Hedge funds are ramping up exposure to calendar spread options (CSOs) across oil and gas markets, betting on shifts in futures curves rather than outright prices – a once-niche strategy now gaining momentum among multi-strat and macro funds, according to a report by Bloomberg.
Positions in West Texas Intermediate (WTI) crude CSOs have more than tripled over the past year, while similar trades in Dutch TTF natural gas have surged, according to CME data. The trend reflects how hedge funds are reshaping the commodities landscape, pushing deeper into strategies traditionally dominated by physical traders.
The contracts allow funds to express nuanced macro views — from OPEC+ supply discipline to seasonal demand spikes in gas — while managing volatility and leverage more efficiently. Open interest in WTI CSOs has surpassed 1.5 million lots, equivalent to 1.5 billion barrels, narrowing the gap with CME’s flagship crude options.

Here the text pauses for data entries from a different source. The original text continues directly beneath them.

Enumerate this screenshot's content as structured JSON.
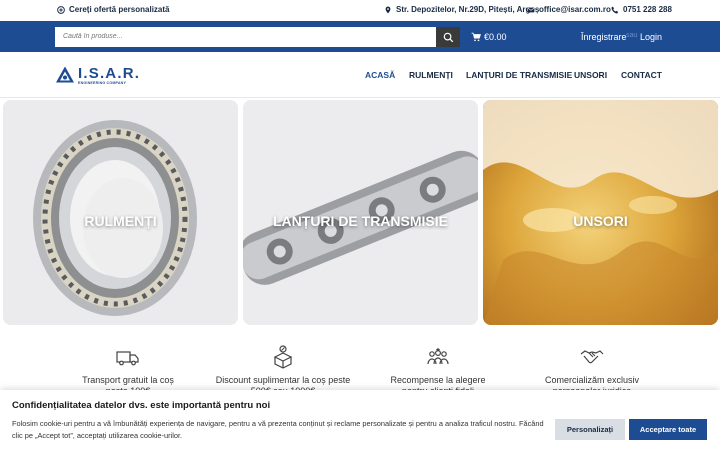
{
  "topbar": {
    "offer": "Cereți ofertă personalizată",
    "address": "Str. Depozitelor, Nr.29D, Pitești, Argeș",
    "email": "office@isar.com.ro",
    "phone": "0751 228 288"
  },
  "searchbar": {
    "placeholder": "Caută în produse...",
    "cart_total": "€0.00",
    "register": "Înregistrare",
    "separator": "sau",
    "login": "Login"
  },
  "logo": {
    "name": "I.S.A.R.",
    "tagline": "ENGINEERING COMPANY"
  },
  "nav": {
    "items": [
      "ACASĂ",
      "RULMENȚI",
      "LANȚURI DE TRANSMISIE",
      "UNSORI",
      "CONTACT"
    ],
    "active": "ACASĂ"
  },
  "categories": [
    "RULMENȚI",
    "LANȚURI DE TRANSMISIE",
    "UNSORI"
  ],
  "features": [
    {
      "icon": "delivery-truck-icon",
      "lines": [
        "Transport gratuit la coș",
        "peste 100€"
      ]
    },
    {
      "icon": "discount-box-icon",
      "lines": [
        "Discount suplimentar la coș peste",
        "500€ sau 1000€"
      ]
    },
    {
      "icon": "loyalty-people-icon",
      "lines": [
        "Recompense la alegere",
        "pentru clienți fideli"
      ]
    },
    {
      "icon": "handshake-icon",
      "lines": [
        "Comercializăm exclusiv",
        "persoanelor juridice"
      ]
    }
  ],
  "cookie": {
    "title": "Confidențialitatea datelor dvs. este importantă pentru noi",
    "text": "Folosim cookie-uri pentru a vă îmbunătăți experiența de navigare, pentru a vă prezenta conținut și reclame personalizate și pentru a analiza traficul nostru. Făcând clic pe „Accept tot”, acceptați utilizarea cookie-urilor.",
    "customize": "Personalizați",
    "accept_all": "Acceptare toate"
  },
  "colors": {
    "brand_blue": "#1e4c93",
    "dark_text": "#1a2a44",
    "search_button": "#3a3a3a"
  }
}
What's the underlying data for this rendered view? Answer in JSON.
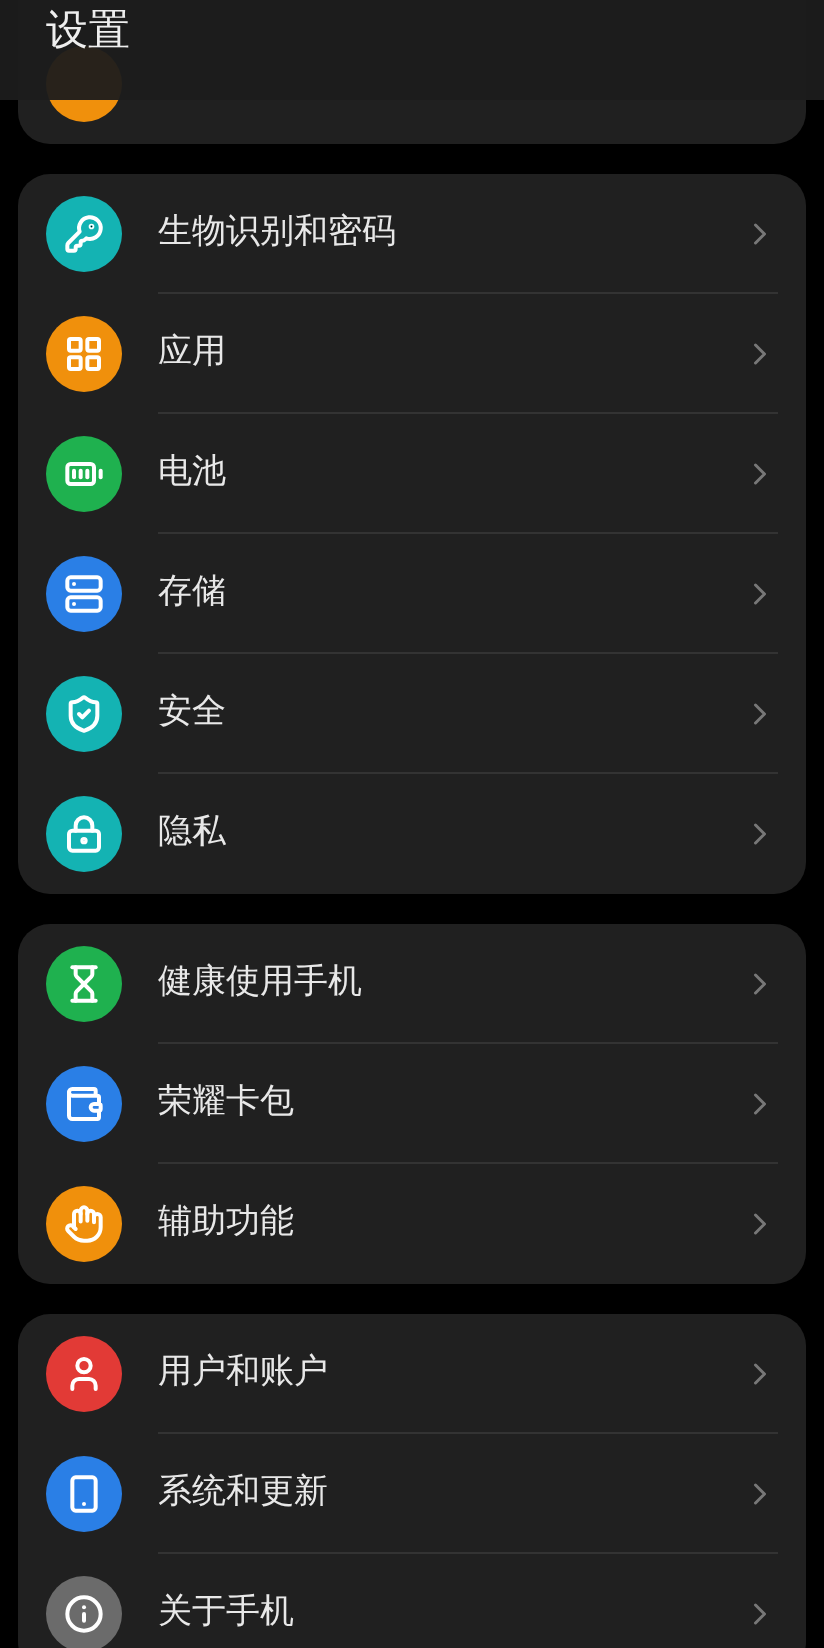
{
  "header": {
    "title": "设置"
  },
  "partial_item": {
    "color": "#f0900c"
  },
  "groups": [
    {
      "items": [
        {
          "kind": "key",
          "label": "生物识别和密码",
          "color": "#14b3b3"
        },
        {
          "kind": "apps",
          "label": "应用",
          "color": "#f0900c"
        },
        {
          "kind": "battery",
          "label": "电池",
          "color": "#1fb14f"
        },
        {
          "kind": "storage",
          "label": "存储",
          "color": "#2a7fe6"
        },
        {
          "kind": "shield",
          "label": "安全",
          "color": "#14b3b3"
        },
        {
          "kind": "lock",
          "label": "隐私",
          "color": "#14b3b3"
        }
      ]
    },
    {
      "items": [
        {
          "kind": "hourglass",
          "label": "健康使用手机",
          "color": "#1fb14f"
        },
        {
          "kind": "wallet",
          "label": "荣耀卡包",
          "color": "#2a7fe6"
        },
        {
          "kind": "hand",
          "label": "辅助功能",
          "color": "#f0900c"
        }
      ]
    },
    {
      "items": [
        {
          "kind": "user",
          "label": "用户和账户",
          "color": "#e23a36"
        },
        {
          "kind": "phone",
          "label": "系统和更新",
          "color": "#2a7fe6"
        },
        {
          "kind": "info",
          "label": "关于手机",
          "color": "#6b6b6b"
        }
      ]
    }
  ]
}
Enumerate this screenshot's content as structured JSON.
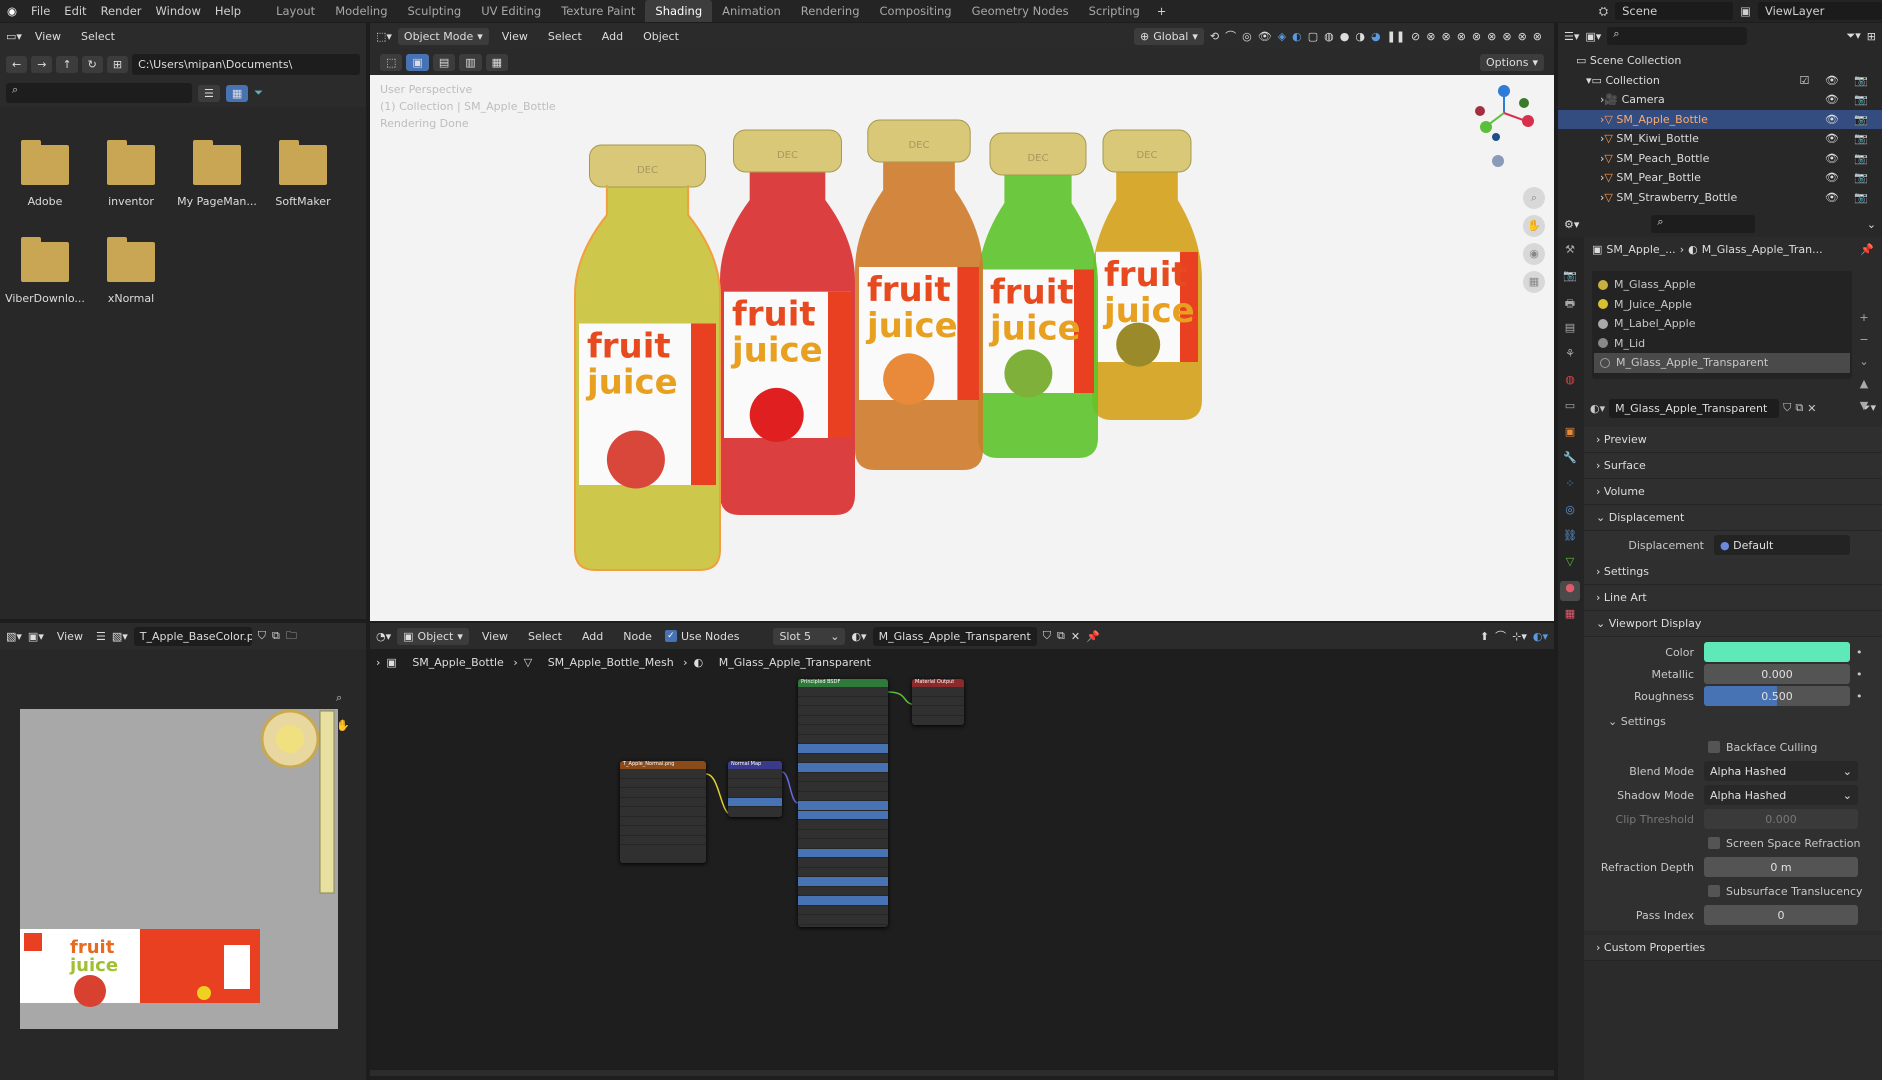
{
  "topbar": {
    "menus": [
      "File",
      "Edit",
      "Render",
      "Window",
      "Help"
    ],
    "workspaces": [
      "Layout",
      "Modeling",
      "Sculpting",
      "UV Editing",
      "Texture Paint",
      "Shading",
      "Animation",
      "Rendering",
      "Compositing",
      "Geometry Nodes",
      "Scripting"
    ],
    "active_workspace": "Shading",
    "scene": "Scene",
    "view_layer": "ViewLayer"
  },
  "filebrowser": {
    "menus": [
      "View",
      "Select"
    ],
    "path": "C:\\Users\\mipan\\Documents\\",
    "folders": [
      "Adobe",
      "inventor",
      "My PageMan...",
      "SoftMaker",
      "ViberDownlo...",
      "xNormal"
    ]
  },
  "viewport": {
    "mode": "Object Mode",
    "menus": [
      "View",
      "Select",
      "Add",
      "Object"
    ],
    "transform": "Global",
    "options": "Options",
    "overlay_lines": [
      "User Perspective",
      "(1) Collection | SM_Apple_Bottle",
      "Rendering Done"
    ],
    "bottles": [
      {
        "name": "apple",
        "liquid": "#c9c23a",
        "fruit": "#d9463a"
      },
      {
        "name": "strawberry",
        "liquid": "#d92b2b",
        "fruit": "#e02020"
      },
      {
        "name": "peach",
        "liquid": "#cf7a2a",
        "fruit": "#e88a3a"
      },
      {
        "name": "kiwi",
        "liquid": "#5dc42b",
        "fruit": "#7fb03a"
      },
      {
        "name": "pear",
        "liquid": "#d4a21a",
        "fruit": "#9a8a2a"
      }
    ],
    "label_text": "fruit juice",
    "cap_text": "DEC"
  },
  "outliner": {
    "root": "Scene Collection",
    "collection": "Collection",
    "items": [
      "Camera",
      "SM_Apple_Bottle",
      "SM_Kiwi_Bottle",
      "SM_Peach_Bottle",
      "SM_Pear_Bottle",
      "SM_Strawberry_Bottle"
    ],
    "selected": "SM_Apple_Bottle"
  },
  "properties": {
    "breadcrumb_object": "SM_Apple_...",
    "breadcrumb_material": "M_Glass_Apple_Tran...",
    "materials": [
      "M_Glass_Apple",
      "M_Juice_Apple",
      "M_Label_Apple",
      "M_Lid",
      "M_Glass_Apple_Transparent"
    ],
    "material_name": "M_Glass_Apple_Transparent",
    "sections": [
      "Preview",
      "Surface",
      "Volume",
      "Displacement"
    ],
    "displacement_label": "Displacement",
    "displacement_value": "Default",
    "sections2": [
      "Settings",
      "Line Art",
      "Viewport Display"
    ],
    "color_label": "Color",
    "color_value": "#5fe8b8",
    "metallic_label": "Metallic",
    "metallic": "0.000",
    "roughness_label": "Roughness",
    "roughness": "0.500",
    "settings_label": "Settings",
    "backface": "Backface Culling",
    "blend_label": "Blend Mode",
    "blend": "Alpha Hashed",
    "shadow_label": "Shadow Mode",
    "shadow": "Alpha Hashed",
    "clip_label": "Clip Threshold",
    "clip": "0.000",
    "ssr": "Screen Space Refraction",
    "refr_label": "Refraction Depth",
    "refr": "0 m",
    "sst": "Subsurface Translucency",
    "pass_label": "Pass Index",
    "pass": "0",
    "custom": "Custom Properties"
  },
  "imageeditor": {
    "view": "View",
    "image": "T_Apple_BaseColor.png"
  },
  "nodeeditor": {
    "mode": "Object",
    "menus": [
      "View",
      "Select",
      "Add",
      "Node"
    ],
    "use_nodes": "Use Nodes",
    "slot": "Slot 5",
    "material": "M_Glass_Apple_Transparent",
    "breadcrumb": [
      "SM_Apple_Bottle",
      "SM_Apple_Bottle_Mesh",
      "M_Glass_Apple_Transparent"
    ],
    "nodes": {
      "bsdf_title": "Principled BSDF",
      "output_title": "Material Output",
      "image_title": "T_Apple_Normal.png",
      "normal_title": "Normal Map"
    }
  }
}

The boom in curve trades also coincides with greater political and supply uncertainty, including renewed tensions in the Middle East and shifting US-China trade policy. Some traders are positioning for a return to contango — a market structure that signals oversupply — as global crude balances loosen into 2026.
Meanwhile, ICE Gasoil and TTF gas CSOs have also seen record participation as hedge funds hedge and speculate on diesel and LNG curve volatility, driven by sanctions on Russian fuels and a changing European storage dynamic.